Thomas Mann and Norman Ornstein collaborated on this article. Mann is a senior fellow at the Brookings Institution. Ornstein is a resident scholar at the American Enterprise Institute.


  • Hopeful on January 05, 2012 10:59 AM:

    Wow, never thought of it that way. I tend to think of all politicians as corrupt usurpers. You make it seem appealing, thanks.

  • Rothgar on January 14, 2012 11:03 PM:

    My prediction from 2008 was that if the GOP managed to demogogue (or in fact filibuster) their way to victory in 2010 they will win in 2012 and cease to exist by 2020. The fallout for ordinary Americans of this going to be harsh. I sincerely hope I am wrong; occupy is giving me hope that I will be wrong.

  • Anonymous on January 17, 2012 5:34 PM:

    This is a quote from an article on the web site Balkinization. I like their opinions better.

    "Barack Obama is a "reconstructive" president in Skowronek's model, by which I mean that we are at the beginning of a new party system that will be dominated by Democrats."

    "Suppose, though, that I'm wrong. (Indeed, Skowronek himself does not think that Obama is a reconstructive president, or at least is unsure about that.) In that case, we are still in the Reagan/conservative era. With that assumption, Mitt Romney looks an awful lot what Skowronek calls a "disjunctive" or end-of-regime presidential candidate."

  • FriscoSF on January 17, 2012 6:59 PM:

    Sorry, the future is GRIM

    EVEN when Obama had OVERWHELMING MAJORITIES in Congress..
    He was too weak or cowardly to overturn the Bush Tax cuts

    The Bush tax cuts are pretty much Permanent under Obama

    Maybe if Obama wins in 2012 and then resigns...
    Joe Biden might have the courage to end the tax breaks

  • wally on February 10, 2012 6:20 PM:

    I don't see McConnell going "nuclear." That, I recall, was the term to be used for essentially eliminating the filibuster. Too much power would be lost for Repub senators in the future. I just dont' think the Tea Partiers have that much sway in the Senate. Indeed, McConnel and DeMint might be for it but I don't think they could sway their whole caucus.
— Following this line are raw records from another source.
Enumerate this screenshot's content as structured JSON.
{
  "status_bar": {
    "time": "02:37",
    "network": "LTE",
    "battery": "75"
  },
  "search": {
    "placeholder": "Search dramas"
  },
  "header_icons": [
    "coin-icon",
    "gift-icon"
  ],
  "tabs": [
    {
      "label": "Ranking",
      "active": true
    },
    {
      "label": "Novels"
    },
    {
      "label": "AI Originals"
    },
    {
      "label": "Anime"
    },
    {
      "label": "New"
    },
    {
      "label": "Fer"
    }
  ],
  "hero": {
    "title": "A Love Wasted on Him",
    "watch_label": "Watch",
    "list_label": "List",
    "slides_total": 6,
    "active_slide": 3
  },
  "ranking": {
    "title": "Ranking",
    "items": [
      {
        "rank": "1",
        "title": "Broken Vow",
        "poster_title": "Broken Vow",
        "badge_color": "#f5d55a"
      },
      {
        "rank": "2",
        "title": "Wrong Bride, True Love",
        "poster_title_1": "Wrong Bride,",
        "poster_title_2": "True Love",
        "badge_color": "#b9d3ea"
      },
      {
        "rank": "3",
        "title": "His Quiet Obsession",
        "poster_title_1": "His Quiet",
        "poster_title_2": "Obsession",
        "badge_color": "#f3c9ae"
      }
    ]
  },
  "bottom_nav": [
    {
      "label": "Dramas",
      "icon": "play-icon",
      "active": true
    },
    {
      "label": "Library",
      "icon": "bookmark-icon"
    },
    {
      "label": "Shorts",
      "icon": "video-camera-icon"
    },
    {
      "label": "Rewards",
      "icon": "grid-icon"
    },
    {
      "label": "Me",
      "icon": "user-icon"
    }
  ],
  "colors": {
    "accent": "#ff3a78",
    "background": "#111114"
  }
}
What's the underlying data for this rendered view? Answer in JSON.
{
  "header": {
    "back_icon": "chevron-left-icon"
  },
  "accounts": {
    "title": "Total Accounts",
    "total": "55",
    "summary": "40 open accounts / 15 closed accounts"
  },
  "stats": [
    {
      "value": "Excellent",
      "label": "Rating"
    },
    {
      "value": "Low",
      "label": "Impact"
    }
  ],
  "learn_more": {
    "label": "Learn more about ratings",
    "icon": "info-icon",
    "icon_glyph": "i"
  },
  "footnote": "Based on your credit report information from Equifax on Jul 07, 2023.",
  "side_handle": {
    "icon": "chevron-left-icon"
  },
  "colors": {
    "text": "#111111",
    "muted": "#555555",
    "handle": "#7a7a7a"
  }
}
    That said, I agree with others that if the Repubs do go nuclear, then the disruption in society will be so immense that the old, sick and lower middle class will suffer immensely but then later the Republicans will pay.

  • micoz on March 10, 2012 8:39 AM:

    Remember what prosperity and growth were like? Remember when the unemployment rate was way below 8 percent...like about 5.5 percent? Remember when businesses were expanding, jobs were plentiful, part-timers were people who wanted to do a little something in their retirements to keep busy, investors could count on 11 percent a year, housing was booming, there were construction cranes in all the big cities, and America wasn't deep in debt and awash in ever expanding entitlements?

    Remember when most Americans felt security and optimism in their financial lives?

    That's what it will return to when Republicans rescue America from the left-wing community organizer.

  • Doctor Chim Richalds on March 11, 2012 4:30 PM:

    @micoz Like in the Clinton era? Yeah, that was pretty awesome!